Education Reporter
CHICAGO - Children attending Chicago Public Schools returned to school on Wednesday after teachers ended a seven-day strike that made the city a flashpoint in the debate over union rights.
Austin Howard, a 17-year-old student on the North Side, shared his feelings. "While I am happy to be back in school, I am even happier that my teachers maybe will be treated better."
Union delegates voted Tuesday night to suspend the walkout after discussing a proposed contract settlement with those in charge of the nation's third-largest school district. They said the contract wasn't perfect, but that it included enough concessions on proposed new teacher evaluations, recall rights for laid-off teachers and classroom conditions to return to work pending a vote by its more than 26,000 teachers and support staffers in coming weeks.
It was also a relief to parents. The strike stranded roughly 350,000 students and left many parents scrambling to arrange alternative care for their children even though the district kept more than 140 schools open for several hours a day for meals and activities.
Some parents expressed hope Wednesday that the tentative contract agreement would benefit students in a district grappling with high dropout rates and poor performance.
"They'll hopefully win from the strike," said Isabela Sanchez, referring to her children as she walked them to a South Side elementary school.

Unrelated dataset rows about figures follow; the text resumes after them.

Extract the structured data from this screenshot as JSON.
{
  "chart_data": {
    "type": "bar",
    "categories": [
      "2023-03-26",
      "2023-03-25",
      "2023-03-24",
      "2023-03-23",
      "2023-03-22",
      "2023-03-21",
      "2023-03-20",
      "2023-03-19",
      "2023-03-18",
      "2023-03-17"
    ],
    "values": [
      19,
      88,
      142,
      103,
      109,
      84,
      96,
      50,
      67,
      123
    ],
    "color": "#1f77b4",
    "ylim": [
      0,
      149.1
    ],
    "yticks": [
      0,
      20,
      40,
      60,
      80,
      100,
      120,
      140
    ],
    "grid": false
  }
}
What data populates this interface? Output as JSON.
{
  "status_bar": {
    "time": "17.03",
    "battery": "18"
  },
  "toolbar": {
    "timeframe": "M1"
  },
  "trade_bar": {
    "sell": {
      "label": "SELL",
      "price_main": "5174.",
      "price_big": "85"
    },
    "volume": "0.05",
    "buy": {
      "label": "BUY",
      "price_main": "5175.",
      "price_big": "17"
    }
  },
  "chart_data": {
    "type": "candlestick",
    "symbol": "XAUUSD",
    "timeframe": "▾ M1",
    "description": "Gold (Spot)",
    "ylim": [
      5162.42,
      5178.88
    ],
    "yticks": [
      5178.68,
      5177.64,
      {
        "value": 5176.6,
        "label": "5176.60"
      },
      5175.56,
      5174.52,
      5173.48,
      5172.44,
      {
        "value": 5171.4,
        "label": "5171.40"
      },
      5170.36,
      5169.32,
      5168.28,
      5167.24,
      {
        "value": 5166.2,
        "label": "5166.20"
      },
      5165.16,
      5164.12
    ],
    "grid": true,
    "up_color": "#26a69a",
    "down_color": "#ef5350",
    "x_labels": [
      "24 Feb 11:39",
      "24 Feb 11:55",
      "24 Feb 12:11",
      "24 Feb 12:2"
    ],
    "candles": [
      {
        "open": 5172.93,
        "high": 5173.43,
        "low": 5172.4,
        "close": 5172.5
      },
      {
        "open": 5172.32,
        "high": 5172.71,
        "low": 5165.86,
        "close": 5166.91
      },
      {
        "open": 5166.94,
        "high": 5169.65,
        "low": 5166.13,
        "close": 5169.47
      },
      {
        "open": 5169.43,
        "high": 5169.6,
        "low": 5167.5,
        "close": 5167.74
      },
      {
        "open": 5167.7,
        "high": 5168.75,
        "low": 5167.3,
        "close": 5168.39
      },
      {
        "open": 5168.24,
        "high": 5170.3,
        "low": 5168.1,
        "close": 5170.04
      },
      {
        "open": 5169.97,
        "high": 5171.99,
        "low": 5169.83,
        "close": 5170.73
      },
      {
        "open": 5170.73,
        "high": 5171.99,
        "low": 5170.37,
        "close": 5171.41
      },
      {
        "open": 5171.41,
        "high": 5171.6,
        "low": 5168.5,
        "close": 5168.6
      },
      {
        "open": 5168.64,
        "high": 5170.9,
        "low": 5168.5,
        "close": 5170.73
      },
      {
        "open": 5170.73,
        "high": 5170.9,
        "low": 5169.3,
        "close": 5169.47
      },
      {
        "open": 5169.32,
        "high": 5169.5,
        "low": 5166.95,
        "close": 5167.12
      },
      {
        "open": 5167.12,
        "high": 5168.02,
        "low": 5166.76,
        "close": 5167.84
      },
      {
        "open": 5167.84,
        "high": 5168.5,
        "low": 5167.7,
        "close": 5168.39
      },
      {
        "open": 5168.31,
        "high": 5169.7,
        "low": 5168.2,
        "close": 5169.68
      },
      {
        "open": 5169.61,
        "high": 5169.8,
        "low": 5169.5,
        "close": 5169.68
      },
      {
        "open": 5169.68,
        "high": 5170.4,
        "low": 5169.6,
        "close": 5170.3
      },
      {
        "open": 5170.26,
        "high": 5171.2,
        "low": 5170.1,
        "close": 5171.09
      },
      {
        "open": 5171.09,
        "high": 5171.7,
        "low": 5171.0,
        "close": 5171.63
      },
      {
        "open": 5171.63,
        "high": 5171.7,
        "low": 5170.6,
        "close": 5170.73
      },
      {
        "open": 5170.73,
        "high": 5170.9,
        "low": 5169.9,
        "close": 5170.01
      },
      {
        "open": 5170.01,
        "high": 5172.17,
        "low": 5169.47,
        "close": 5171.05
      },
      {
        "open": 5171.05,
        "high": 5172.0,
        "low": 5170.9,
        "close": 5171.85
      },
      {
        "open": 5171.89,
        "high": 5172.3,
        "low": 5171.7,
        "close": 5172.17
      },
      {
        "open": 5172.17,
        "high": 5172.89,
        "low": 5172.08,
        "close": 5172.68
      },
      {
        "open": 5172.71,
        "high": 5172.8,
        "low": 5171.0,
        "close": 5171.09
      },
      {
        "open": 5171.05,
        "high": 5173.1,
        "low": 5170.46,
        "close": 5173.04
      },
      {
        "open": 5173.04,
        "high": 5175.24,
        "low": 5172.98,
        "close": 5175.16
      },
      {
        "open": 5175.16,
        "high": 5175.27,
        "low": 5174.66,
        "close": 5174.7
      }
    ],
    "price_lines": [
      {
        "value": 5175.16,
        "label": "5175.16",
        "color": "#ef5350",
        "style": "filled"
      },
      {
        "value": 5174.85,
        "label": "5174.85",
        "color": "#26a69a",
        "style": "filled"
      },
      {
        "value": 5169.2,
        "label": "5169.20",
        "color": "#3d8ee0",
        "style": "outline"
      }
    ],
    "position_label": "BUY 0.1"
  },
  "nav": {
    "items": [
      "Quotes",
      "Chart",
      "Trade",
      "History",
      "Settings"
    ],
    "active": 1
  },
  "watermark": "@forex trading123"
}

Her son, 8-year-old Jose, said he was excited for another reason: "Learning about planets."
Mayor Rahm Emanuel – who filed a lawsuit this week to try to force teachers back to work – called the settlement "an honest compromise."
Union leaders pointed to concessions by the city on how closely teacher evaluations will be tied to student test scores and to better opportunities for teachers to retain their jobs if schools are closed by budget cuts.
"We said that we couldn't solve all the problems of the world with one contract, and it was time to end the strike," said Chicago Teachers Union President Karen Lewis.
But the evaluations and job security measures stirred the most intense debate. The union said the evaluation system relied too heavily on test scores and did not take into account outside factors that affect student performance such as poverty, violence and homelessness.
The union also pushed to give laid-off teachers first dibs on open jobs anywhere in the district. The district said that could prevent principals from hiring the teachers they thought most appropriate for the position. The tentative settlement proposed giving laid-off teachers first shot at schools that absorbed their former students and filling half of district openings from a pool of laid-off teachers.
Marion Sticks, a school psychologist, said she is interested in learning how the students she counsels fared over the summer.
"I have so many questions for them," she said. "I'm glad to be back for all kinds of reasons."